Indicates whether this port is enabled to reboot the machine on receipt of the REMOTE reboot STRING, and if so, whether or not to take a system dump prior to rebooting.
no - Indicates remote reboot is disabled reboot - Indicates remote reboot is enabled dump - Indicates remote reboot is enabled, and prior to rebooting a system dump will be taken on the primary dump device.
Specifies the remote reboot string that the serial port will scan for when the remote reboot feature is enabled. When the remote reboot feature is enabled and the reboot_string is received on the port, a '>' character is transmitted and the system is ready to reboot. If a '1' character is recieved the system is rebooted; any character other than '1' aborts the reboot process. The reboot string has a maximum length of 16 characters and must not contain a space, colon, equal sign, null, new line, or cntrl-\ character.

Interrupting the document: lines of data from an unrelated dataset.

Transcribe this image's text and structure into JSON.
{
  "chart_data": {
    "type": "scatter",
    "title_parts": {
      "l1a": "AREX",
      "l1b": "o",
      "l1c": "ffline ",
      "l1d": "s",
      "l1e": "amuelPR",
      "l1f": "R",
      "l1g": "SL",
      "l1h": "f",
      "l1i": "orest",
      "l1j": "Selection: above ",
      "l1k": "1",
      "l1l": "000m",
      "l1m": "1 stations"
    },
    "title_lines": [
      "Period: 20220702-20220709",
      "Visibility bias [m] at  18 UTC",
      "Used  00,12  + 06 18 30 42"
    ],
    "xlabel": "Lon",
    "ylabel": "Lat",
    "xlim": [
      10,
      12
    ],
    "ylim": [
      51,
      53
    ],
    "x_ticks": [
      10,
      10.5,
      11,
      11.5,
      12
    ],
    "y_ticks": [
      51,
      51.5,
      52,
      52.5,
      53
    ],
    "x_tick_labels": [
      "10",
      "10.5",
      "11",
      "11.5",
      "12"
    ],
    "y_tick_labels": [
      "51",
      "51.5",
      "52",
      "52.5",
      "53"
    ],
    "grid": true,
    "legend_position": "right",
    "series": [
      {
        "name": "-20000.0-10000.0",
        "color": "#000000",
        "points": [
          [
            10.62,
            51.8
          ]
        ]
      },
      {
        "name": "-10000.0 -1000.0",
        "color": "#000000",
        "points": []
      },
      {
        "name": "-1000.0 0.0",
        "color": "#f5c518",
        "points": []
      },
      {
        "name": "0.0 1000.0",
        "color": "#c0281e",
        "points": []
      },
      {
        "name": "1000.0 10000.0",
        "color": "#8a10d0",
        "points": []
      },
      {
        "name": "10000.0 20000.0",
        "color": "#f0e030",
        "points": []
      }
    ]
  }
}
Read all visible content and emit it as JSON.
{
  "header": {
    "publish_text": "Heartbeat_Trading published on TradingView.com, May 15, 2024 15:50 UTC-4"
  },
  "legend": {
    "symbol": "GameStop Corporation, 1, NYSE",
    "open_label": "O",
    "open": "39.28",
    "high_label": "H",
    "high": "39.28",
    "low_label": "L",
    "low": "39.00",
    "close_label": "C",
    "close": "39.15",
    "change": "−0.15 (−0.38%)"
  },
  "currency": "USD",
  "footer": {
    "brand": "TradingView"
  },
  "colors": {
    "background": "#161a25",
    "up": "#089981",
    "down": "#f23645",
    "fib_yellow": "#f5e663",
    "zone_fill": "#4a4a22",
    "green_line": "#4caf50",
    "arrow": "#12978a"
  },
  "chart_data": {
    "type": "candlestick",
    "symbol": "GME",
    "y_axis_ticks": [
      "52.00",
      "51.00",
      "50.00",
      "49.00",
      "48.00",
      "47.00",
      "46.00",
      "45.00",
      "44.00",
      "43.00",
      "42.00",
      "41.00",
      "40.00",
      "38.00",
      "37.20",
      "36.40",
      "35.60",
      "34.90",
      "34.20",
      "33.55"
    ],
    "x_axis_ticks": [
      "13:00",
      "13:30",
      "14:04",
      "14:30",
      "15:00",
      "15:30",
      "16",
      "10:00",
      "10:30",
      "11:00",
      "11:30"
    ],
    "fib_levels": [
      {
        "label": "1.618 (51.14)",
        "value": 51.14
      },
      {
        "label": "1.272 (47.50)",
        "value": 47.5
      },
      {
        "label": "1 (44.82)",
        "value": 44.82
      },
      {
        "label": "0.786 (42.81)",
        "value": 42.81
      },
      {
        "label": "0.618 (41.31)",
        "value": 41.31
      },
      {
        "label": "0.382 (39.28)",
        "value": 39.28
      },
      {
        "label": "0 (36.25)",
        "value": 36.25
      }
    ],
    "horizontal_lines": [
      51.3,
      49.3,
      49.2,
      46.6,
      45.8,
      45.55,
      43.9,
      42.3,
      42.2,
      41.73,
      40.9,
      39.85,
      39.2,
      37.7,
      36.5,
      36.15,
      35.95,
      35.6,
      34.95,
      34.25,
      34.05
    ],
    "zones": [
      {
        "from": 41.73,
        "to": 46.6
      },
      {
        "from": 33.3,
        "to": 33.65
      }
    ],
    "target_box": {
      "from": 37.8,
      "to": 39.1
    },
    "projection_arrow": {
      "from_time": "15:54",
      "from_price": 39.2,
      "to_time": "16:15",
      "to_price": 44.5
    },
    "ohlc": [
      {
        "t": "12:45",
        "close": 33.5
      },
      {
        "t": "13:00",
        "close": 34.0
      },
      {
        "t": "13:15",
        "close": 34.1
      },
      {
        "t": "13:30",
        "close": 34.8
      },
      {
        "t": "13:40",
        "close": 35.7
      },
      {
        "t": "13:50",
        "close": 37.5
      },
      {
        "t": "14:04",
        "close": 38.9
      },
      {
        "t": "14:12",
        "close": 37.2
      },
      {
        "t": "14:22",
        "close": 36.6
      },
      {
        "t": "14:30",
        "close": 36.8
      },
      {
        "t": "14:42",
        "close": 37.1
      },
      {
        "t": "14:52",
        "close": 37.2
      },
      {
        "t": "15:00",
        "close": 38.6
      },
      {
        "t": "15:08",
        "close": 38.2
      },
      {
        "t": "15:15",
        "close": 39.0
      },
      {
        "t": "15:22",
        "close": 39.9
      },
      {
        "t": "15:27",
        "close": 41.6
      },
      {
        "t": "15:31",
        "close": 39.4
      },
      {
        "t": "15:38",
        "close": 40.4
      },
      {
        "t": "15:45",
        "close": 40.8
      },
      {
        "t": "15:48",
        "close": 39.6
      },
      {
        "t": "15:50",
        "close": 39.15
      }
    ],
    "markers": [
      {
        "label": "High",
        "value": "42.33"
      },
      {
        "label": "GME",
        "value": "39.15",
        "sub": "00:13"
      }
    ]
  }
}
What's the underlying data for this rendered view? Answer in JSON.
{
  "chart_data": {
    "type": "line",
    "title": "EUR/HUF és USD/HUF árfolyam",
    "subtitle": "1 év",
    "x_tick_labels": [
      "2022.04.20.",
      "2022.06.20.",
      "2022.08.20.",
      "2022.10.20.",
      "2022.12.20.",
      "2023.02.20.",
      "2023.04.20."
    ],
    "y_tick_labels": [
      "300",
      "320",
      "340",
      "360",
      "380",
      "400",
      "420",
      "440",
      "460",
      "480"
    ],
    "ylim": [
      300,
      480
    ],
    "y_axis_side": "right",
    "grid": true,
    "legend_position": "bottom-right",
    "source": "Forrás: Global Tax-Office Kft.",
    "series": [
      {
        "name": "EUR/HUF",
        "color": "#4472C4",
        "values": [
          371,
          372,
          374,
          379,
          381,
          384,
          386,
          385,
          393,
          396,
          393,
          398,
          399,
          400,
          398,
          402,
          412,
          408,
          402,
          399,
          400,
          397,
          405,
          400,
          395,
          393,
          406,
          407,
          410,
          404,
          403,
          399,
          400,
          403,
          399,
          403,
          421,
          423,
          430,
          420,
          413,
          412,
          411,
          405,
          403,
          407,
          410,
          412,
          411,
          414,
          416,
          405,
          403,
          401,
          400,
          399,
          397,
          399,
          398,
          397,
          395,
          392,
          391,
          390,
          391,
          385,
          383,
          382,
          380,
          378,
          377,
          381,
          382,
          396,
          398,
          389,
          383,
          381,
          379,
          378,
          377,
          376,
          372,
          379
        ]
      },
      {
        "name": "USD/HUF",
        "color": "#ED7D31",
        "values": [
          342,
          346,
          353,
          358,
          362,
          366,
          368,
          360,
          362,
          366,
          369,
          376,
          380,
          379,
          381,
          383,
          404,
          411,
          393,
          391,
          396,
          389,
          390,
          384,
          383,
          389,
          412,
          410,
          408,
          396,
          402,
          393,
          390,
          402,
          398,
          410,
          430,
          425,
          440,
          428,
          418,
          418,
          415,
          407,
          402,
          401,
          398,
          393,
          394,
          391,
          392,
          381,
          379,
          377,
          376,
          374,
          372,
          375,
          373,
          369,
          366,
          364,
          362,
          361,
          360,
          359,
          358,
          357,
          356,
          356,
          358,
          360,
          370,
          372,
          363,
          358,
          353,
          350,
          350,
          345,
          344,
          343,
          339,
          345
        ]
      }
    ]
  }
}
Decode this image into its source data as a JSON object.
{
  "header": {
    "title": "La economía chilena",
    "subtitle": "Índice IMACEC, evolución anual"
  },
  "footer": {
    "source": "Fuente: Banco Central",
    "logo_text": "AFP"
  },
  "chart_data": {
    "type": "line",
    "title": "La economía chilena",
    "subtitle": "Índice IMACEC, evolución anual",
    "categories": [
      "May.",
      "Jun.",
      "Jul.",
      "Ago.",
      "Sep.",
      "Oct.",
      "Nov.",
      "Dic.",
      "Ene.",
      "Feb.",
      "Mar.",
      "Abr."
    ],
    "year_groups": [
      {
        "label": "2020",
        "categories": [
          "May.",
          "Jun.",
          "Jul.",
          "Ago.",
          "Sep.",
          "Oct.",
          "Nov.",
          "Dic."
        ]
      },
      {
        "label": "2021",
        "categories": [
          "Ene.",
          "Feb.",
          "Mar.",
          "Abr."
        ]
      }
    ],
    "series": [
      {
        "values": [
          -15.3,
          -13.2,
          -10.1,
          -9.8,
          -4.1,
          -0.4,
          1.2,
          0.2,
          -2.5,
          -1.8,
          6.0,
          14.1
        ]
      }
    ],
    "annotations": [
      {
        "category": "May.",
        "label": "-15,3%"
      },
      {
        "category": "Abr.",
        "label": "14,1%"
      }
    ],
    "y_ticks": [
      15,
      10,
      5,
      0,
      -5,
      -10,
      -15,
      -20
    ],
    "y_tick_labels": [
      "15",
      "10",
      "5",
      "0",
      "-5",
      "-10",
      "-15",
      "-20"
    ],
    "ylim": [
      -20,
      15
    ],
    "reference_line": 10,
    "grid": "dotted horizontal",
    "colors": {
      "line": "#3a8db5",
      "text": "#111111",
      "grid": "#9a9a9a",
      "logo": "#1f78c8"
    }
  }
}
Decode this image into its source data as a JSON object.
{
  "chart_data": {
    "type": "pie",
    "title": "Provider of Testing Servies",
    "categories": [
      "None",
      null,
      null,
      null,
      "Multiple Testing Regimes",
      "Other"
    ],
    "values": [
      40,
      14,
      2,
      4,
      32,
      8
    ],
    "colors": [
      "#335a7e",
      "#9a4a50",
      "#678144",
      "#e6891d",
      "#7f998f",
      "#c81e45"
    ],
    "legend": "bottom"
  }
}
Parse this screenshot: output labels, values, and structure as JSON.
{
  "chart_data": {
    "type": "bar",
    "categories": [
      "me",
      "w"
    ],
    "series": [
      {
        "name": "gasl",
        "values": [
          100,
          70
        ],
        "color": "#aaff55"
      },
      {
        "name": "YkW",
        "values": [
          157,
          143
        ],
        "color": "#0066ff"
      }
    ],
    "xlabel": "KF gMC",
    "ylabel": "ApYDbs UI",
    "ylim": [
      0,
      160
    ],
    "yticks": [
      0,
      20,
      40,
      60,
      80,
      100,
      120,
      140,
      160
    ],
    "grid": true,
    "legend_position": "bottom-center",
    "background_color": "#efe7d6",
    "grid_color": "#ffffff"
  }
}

Remote reboot can be enabled through SMIT, or via the command line. For SMIT the path System Environments -> Manage Remote Reboot Facility may be used for a configured TTY. Alternatively, when configuring a new TTY, remote reboot may be enabled from the Add a TTY or Change/Show Characteristics of a TTY menus. These menus are accessed through the path Devices -> TTY.
From the command line, the mkdev or chdev commands are used to enable remote reboot. For example, the following command enables remote reboot (with the dump option) and sets the reboot string to ReBoOtMe on tty1.
chdev -l tty1 -a remreboot=dump -a reboot_string=ReBoOtMe
This example enables remote reboot on tty0 with the current reboot string in the database only (will take effect on the next reboot).
chdev -P -l tty0 -a remreboot=reboot
If the tty is being used as a normal port, then you will have to use the pdisable command before enabling remote reboot. You may use penable to reenable the port afterwards.